Car l’hypothèse de travail qui fonde cette réflexion, c’est précisément que le naturalisme seul ne parvient pas à faire justice à ce qu’est le tissu du vivant: il serait nécessaire de le chimériser avec des styles d’attention et des heuristiques plus solidaires des autres ontologies, pour accéder au tissu du vivant en nous et hors de nous. Ce qui nous intime de faire bifurquer le naturalisme, ou plutôt d’en faire sauter les coutures de l’intérieur, ce sont les vivants eux-mêmes devant nous, parmi nous, dont on découvre ces dernières décennies qu’ils ont été structurellement mal pensés et maltraités par la tradition épistémo-politique naturaliste.
Il s’agit de montrer la nécessité, pour avancer dans les enquêtes (et il y a des enquêtes hors des revues de science …), d’une chimérisation des jeux épistémologiques, qui incorporerait dans des proportions variables et encore inconnues, chaque fois dictées par les vivants auxquels l’enquêteur s’expose, des heuristiques traditionnellement plus associées à des schèmes ontologiques différents, par exemple des jeux épistémologiques animistes de subjectivation, et naturalistes d’objectivation.

La chimérisation est un concept intéressant parce qu’à l’inverse de l’hybridation, qui a un héritage déjà lourd et pointe une entité confuse, la chimère est un personnage dans lequel les éléments issus d’origines différentes ne se confondent pas, ils restent visibles et identifiables, ce qui est important pour imaginer des manières d’enquêter qui conservent de la rigueur dans leur parcours d’inférence. Conséquemment, son effet d’intelligibilité est plus grand, elle ne masque pas sa combinaison dans une fusion indistincte; elle permet de maintenir la pluralité des cartes cousues ensemble et de ne pas faire passer sa version pour la réalité -elle force, ce faisant, à maintenir la lévitation ontologique (c’est-à-dire l’art de ne pas trancher sur la nature ultime du monde).
De là, la question devient non pas de changer de schème ontologique, par remords envers les violences du naturalisme, ou par nostalgie d’un monde enchanté, mais de chimériser des jeux épistémologiques pour faire justice à ces êtres non humains qu’on essaie de comprendre, pour envisager des formes de relations plus soutenables, plus justes, dotées d’égards pertinents.
Mon hypothèse ici est que la construction du jeu épistémologique naturaliste comme idéologie des sciences modernes est en fait réactive: elle s’est faite en contre, littéralement, comme une double inversion par rapport à celui quelle a repoussé comme son Autre sauvage (l’animisme), et par rapport à son prédécesseur archaïque dont elle entendait se démarquer absolument (l’analogisme médiéval et renaissant). L’idée est que la constitution belliqueuse et contrastive du jeu épistémologique naturaliste comme machine de guerre contre les croyances des autres (les prédécesseurs médiévaux et les sauvages des colonies) repose sur une double inversion du fardeau de la preuve concernant 1) la présence d’influences invisibles, 2) celle d’intériorités dans le monde non humain. Concernant le premier point, on peut relever qu’un pan du jeu épistémologique analogiste de la Renaissance postule que les relations cachées et influences invisibles existent entre les choses jusqu’à preuve du contraire (et il faut entendre ici par influences invisibles des interdépendances improbables induites par des tissages hétérogènes d’éléments discontinus d’intériorité et de physicalité, par exemple la noix guérissant les maux de l’esprit par sa ressemblance avec le cerveau).

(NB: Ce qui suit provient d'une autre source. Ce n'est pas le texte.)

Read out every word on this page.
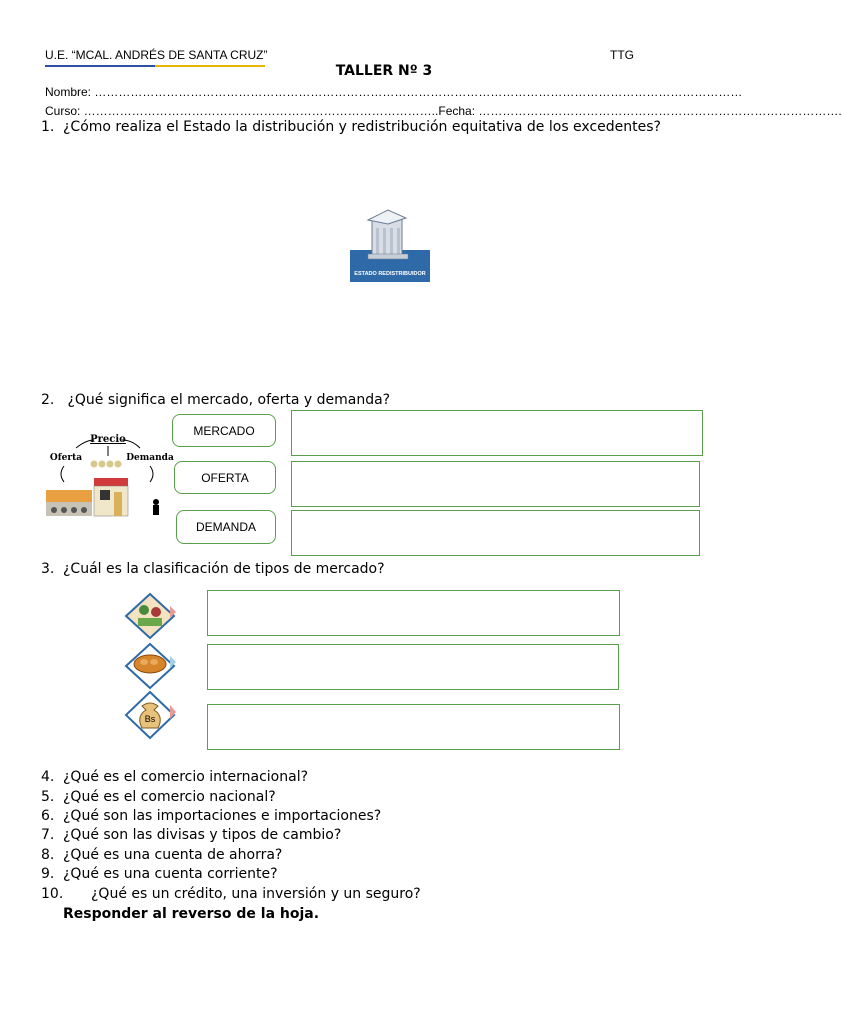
U.E. “MCAL. ANDRÉS DE SANTA CRUZ”	TTG
TALLER Nº 3
Nombre: ………………………………………………………………………………………………………………………………………………
Curso: ……………………………………………………………………………..Fecha: ……………………………………………………………………………….
1. ¿Cómo realiza el Estado la distribución y redistribución equitativa de los excedentes?
ESTADO REDISTRIBUIDOR
2. ¿Qué significa el mercado, oferta y demanda?
Precio
Oferta	Demanda
MERCADO
OFERTA
DEMANDA
3. ¿Cuál es la clasificación de tipos de mercado?
Bs
4. ¿Qué es el comercio internacional?
5. ¿Qué es el comercio nacional?
6. ¿Qué son las importaciones e importaciones?
7. ¿Qué son las divisas y tipos de cambio?
8. ¿Qué es una cuenta de ahorra?
9. ¿Qué es una cuenta corriente?
10. ¿Qué es un crédito, una inversión y un seguro?
Responder al reverso de la hoja.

A contrario et par réaction, il semble que l’épistémologie naturaliste, dans son acte de naissance, postule que les influences invisibles n’existent pas, et ce jusqu’à preuve du contraire (c’est la récusation a priori des actions occultes en tout genre). Ce postulat du jeu épistémologique naturaliste pourrait être nommé, par souci de visibilité, le canon de Descartes, et il s’énoncerait comme tel: il n’existe pas d’influences invisibles dans le cosmos jusqu’à preuve du contraire.
Et ce jeu épistémologique naturaliste invente par ailleurs des régimes d’administration de la preuve tels qu’il est presque impossible d’administrer cette preuve. Mais seulement presque, car aujourd’hui, les sciences écologiques passent leur temps à montrer l’omniprésence des influences invisibles dans la constitution du monde qui nous inclut: le tissu du vivant est riche de phénomènes que seules des heuristiques analogistes rendent intelligibles. Parmi ces heuristiques, on peut relever les longues chaînes de causalité transitives et luxuriantes décrites par Descola, tissant des éléments d’intériorité et de physicalité poreux (et pas des seules causes matérielles comme dans le naturalisme). Que l’on songe seulement à l’exemple fameux suivant lequel, en écologie des communautés, le retour des loups au Yellowstone National Park a changé la physionomie physique du cours des rivières (en favorisant le retour des castors ingénieurs de barrages), parce que les wapitis effrayés (élément d’intériorité) ont changé leurs usages des prairies aux abords des rivières, permettant aux arbres de repousser et aux castors de revenir, La frayeur intime et immatérielle est ici le maillon d’une chaîne qui change la géologie. C’est ce qu’on appelle en écologie des communautés un paysage de la peur, formule qui encapsule sereinement ces chaînes de couplage mariant le matériel et l’immatériel à tous les niveaux d’échelle du macrocosme et du microcosme, qui caractérisent pour Descola l’analogisme.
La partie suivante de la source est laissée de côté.